Computational modeling is a powerful tool to address the structural complexity of zeolite catalysts. The combination of electronic structure calculations with statistic thermodynamic analysis is particularly useful to evaluate the thermodynamic stabilities of metal complexes in zeolites as a function of catalyst activation conditions. However, care has to be taken as the speciation of metal sites in zeolites is often determined by kinetic effects—reactivity, diffusion, solvation, etc. New approaches for studying these effects need to be developed.

Concluding Remarks

Remarkable recent advances, achieved in synthesis and characterization of well-defined zeolite-based transition metal catalysts, imply a rather bright future for these materials. Further understanding of the metal–zeolite composites will provide a unique opportunity to design ultimately active supported catalysts and bridge the gap between homogeneous and heterogeneous branches of the catalysis science.
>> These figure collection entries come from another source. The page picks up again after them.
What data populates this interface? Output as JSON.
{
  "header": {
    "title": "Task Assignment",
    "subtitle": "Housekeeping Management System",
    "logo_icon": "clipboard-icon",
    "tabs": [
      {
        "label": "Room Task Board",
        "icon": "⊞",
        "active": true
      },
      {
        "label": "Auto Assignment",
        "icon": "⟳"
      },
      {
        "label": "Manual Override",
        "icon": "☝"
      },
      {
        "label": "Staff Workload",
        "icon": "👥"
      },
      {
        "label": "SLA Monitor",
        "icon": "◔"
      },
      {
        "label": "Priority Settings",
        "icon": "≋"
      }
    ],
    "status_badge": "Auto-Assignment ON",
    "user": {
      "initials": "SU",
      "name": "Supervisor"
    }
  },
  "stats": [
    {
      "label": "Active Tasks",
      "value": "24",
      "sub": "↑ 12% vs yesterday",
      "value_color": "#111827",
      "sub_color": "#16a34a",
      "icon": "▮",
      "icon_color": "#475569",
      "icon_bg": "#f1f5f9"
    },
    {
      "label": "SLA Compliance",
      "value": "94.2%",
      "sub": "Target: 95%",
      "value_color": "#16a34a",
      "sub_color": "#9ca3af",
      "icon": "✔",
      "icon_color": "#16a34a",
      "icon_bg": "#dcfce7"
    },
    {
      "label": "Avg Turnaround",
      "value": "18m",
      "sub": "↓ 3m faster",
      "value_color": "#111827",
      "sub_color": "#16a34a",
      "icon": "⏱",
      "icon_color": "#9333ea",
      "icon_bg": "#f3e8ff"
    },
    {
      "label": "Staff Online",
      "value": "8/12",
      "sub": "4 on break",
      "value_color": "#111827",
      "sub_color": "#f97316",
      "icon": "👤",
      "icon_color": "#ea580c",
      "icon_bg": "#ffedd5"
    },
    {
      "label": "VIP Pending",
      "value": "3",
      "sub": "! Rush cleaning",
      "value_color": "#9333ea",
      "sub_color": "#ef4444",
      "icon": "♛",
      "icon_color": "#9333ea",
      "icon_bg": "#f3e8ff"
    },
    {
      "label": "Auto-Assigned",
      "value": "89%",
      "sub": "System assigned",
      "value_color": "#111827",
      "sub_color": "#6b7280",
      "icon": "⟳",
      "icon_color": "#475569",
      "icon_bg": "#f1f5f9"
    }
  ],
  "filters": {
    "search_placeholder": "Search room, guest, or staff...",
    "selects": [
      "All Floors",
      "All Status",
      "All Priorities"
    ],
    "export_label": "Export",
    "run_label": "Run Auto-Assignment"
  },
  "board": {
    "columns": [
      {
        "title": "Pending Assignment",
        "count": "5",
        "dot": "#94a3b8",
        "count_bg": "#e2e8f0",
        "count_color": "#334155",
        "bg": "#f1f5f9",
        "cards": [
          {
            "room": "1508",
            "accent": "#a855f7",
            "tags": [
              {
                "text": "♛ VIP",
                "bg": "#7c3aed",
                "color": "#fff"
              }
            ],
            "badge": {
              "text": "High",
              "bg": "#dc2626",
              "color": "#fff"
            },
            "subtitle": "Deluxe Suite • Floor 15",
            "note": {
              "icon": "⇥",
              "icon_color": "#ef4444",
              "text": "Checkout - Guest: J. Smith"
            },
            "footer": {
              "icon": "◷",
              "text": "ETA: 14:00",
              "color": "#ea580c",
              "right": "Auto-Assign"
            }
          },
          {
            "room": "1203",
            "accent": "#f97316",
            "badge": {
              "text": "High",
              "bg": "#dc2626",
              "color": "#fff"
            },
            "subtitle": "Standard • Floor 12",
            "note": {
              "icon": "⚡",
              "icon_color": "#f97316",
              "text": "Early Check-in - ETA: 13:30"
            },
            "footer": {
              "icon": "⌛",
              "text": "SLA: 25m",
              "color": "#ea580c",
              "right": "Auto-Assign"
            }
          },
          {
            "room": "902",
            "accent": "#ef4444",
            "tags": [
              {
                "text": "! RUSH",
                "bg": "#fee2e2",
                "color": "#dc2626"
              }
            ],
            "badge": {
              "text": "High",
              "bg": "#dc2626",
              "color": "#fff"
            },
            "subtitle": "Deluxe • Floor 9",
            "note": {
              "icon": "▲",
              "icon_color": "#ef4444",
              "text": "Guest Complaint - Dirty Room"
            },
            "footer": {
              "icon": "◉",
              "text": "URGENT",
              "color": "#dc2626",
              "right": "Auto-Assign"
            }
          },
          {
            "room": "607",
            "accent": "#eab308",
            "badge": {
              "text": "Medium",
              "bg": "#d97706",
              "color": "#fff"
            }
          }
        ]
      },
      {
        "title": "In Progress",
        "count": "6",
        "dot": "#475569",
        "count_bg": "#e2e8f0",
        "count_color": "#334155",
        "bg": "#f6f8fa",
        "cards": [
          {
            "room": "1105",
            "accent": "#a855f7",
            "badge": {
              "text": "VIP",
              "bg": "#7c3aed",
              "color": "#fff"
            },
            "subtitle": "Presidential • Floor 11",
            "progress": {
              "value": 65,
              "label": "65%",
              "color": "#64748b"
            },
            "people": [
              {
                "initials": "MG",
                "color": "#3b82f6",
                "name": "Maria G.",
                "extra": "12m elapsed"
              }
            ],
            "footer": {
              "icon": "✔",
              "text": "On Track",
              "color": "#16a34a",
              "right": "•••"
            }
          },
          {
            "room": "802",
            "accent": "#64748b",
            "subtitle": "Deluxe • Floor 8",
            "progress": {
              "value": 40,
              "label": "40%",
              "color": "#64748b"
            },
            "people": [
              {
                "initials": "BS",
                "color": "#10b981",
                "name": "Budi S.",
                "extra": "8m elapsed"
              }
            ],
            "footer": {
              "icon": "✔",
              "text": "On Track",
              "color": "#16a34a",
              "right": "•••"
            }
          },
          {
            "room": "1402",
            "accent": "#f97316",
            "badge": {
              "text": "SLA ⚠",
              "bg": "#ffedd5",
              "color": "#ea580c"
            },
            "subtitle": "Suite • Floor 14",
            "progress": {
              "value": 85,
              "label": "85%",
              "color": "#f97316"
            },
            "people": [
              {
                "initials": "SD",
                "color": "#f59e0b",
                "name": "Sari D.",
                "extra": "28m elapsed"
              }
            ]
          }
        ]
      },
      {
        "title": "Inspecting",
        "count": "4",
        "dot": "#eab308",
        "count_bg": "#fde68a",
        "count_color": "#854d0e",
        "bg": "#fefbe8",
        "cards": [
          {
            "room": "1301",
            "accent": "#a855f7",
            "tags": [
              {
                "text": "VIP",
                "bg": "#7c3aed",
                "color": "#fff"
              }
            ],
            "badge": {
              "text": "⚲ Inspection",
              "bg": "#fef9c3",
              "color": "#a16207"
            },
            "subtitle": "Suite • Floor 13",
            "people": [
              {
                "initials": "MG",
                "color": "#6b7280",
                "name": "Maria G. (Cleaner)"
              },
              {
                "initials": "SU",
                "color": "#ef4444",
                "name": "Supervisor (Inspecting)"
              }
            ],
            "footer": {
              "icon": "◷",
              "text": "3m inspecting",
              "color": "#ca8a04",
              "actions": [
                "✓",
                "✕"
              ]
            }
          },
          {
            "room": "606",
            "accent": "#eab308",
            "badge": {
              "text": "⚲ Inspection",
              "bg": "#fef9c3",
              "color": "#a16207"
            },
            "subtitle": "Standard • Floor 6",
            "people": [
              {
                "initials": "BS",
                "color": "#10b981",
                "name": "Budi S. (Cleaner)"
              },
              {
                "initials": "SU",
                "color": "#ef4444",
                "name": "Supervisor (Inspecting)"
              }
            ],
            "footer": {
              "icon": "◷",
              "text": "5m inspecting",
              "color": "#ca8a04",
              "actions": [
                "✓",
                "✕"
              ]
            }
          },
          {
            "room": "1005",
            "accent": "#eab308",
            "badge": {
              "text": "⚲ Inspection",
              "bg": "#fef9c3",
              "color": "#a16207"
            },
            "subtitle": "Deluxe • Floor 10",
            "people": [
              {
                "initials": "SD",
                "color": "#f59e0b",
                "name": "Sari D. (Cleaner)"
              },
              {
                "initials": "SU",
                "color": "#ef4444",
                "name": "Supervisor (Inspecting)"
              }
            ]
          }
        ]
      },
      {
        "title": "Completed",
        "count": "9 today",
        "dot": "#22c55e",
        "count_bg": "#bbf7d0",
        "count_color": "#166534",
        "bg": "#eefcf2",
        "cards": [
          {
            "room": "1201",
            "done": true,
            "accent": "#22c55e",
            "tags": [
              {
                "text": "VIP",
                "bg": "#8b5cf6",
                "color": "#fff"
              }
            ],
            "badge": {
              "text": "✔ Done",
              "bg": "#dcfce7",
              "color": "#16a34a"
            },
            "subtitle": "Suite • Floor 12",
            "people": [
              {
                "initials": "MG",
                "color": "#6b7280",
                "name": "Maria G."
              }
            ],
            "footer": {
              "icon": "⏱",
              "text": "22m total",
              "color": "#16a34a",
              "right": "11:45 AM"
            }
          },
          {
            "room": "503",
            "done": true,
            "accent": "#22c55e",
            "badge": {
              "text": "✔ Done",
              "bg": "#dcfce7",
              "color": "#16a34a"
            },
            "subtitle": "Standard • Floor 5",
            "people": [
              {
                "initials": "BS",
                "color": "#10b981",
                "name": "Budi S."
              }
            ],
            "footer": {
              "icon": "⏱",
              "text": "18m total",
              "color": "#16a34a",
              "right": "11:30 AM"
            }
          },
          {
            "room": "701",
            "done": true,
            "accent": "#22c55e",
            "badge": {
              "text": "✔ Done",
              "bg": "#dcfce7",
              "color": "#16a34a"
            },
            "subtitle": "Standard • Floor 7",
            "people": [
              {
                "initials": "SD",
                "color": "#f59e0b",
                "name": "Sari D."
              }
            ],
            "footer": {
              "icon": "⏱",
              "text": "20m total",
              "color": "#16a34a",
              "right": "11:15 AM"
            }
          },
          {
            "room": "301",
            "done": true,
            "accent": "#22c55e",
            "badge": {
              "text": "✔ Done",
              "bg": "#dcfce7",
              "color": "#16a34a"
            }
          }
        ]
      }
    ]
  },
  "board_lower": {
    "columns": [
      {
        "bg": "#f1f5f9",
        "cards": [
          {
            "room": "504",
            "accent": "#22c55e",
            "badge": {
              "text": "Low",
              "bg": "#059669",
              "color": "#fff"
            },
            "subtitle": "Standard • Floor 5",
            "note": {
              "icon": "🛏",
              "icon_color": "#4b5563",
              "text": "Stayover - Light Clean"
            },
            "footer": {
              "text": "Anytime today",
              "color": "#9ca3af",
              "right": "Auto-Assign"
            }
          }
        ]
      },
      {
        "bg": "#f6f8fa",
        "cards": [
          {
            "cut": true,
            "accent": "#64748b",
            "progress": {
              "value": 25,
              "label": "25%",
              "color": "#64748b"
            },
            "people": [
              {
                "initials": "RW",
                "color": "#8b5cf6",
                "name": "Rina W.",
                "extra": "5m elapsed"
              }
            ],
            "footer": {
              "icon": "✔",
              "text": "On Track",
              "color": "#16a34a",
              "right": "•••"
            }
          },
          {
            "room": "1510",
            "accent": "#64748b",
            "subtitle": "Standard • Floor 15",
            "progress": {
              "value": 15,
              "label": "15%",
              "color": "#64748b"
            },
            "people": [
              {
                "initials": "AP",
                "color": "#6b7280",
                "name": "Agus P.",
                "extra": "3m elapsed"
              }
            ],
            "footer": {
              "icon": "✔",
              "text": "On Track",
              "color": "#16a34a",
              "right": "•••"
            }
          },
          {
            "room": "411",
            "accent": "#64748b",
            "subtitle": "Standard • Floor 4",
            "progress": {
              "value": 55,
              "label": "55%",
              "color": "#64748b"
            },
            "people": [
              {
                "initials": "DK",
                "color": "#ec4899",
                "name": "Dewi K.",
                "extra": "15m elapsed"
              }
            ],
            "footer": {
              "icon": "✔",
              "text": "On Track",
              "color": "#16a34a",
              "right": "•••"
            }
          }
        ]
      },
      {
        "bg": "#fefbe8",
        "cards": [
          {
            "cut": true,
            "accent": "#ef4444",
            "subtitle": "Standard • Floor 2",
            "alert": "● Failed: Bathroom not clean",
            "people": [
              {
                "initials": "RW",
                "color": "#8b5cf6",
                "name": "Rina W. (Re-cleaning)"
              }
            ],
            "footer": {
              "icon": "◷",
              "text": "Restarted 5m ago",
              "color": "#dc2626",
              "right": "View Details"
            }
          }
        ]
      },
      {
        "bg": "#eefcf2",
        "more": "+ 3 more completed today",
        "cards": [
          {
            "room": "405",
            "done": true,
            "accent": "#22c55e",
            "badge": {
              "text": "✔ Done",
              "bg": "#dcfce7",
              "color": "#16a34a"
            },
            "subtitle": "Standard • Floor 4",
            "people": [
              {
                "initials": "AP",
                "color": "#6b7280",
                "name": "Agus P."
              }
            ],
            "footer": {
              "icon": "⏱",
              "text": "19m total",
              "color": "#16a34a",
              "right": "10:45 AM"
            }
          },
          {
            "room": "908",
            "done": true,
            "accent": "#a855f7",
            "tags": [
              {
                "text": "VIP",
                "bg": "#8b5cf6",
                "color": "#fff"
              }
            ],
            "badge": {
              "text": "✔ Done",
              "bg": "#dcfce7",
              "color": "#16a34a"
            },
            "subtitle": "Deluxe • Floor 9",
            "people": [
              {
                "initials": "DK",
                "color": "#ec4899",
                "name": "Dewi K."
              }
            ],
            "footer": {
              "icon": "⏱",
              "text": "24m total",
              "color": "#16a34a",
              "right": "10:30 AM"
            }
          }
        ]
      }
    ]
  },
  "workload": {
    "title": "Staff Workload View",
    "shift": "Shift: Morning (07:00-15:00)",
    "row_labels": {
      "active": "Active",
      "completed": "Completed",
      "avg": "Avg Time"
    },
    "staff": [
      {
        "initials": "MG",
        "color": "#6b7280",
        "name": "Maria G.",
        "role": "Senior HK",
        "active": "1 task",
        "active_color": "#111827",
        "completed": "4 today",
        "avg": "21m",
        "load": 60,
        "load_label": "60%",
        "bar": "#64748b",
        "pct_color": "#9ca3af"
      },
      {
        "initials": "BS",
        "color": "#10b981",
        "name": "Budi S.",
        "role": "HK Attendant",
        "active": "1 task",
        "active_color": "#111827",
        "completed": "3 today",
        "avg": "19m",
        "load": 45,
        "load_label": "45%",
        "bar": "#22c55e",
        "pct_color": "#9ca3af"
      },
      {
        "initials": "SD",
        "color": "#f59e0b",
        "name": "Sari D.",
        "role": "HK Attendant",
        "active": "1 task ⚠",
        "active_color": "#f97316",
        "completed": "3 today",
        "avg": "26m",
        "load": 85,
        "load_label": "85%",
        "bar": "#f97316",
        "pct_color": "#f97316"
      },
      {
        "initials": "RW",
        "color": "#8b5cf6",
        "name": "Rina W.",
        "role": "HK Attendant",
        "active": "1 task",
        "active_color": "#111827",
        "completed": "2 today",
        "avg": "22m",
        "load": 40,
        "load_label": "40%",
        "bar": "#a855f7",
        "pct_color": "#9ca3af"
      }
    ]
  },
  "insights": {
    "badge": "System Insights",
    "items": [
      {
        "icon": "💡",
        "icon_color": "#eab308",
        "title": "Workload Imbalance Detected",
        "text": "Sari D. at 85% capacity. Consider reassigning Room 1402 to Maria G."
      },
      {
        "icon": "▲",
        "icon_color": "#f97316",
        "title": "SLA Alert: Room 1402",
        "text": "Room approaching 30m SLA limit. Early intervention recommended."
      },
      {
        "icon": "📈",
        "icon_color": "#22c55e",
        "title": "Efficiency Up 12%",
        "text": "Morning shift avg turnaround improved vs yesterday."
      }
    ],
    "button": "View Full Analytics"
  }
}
Rational design of active and selective heterogeneous catalysts has been remaining desirable for generations of chemists. Although it is still somewhat difficult to generalize and rationalize the effects of zeolite topology and metal–zeolite interactions on the catalytic performance, endeavors in this direction are being undertaken.[252] A recent work of Gallego et al. presents an excellent example of such rational design of zeolite catalysts.[253] The authors prepared organic structure-directing agents (SDAs) that resemble in shape and size the transition states of several organic reactions, including isomerization of ethylbenzene to xylenes. Applying the rationally designed template molecules, the authors were able to synthesize several new zeolite topologies, whose catalytic performance in respective reactions was significantly better than that of the benchmark zeolite catalysts. In turn, Rohling et al. recently provided a computational guided optimization of zeolite-based catalysts for Diels–Alder coupling of furanic compounds with ethylene. The authors established a correlation between catalytic activity of exchanged FAU catalysts and the nature of the used alkali cation. Exchange with K+ cations was predicted to result in proper interaction with substrate and stabilization of the reaction intermediate and accordingly higher catalytic activity. Experiments, using a series of alkali-exchanged FAU catalysts, fully confirmed this prediction.[254] Unfortunately, such examples of rational design of zeolite-based catalysts are still scarce, and a trial-and-error approach seems to dominate the field. Nevertheless, we are convinced that, together with the current level of synthetic possibilities,[255] further development of computational modeling, advanced spectroscopy tools, and a better general understanding of catalytic processes in a confined space will drive the trial-and-error methods to extinction.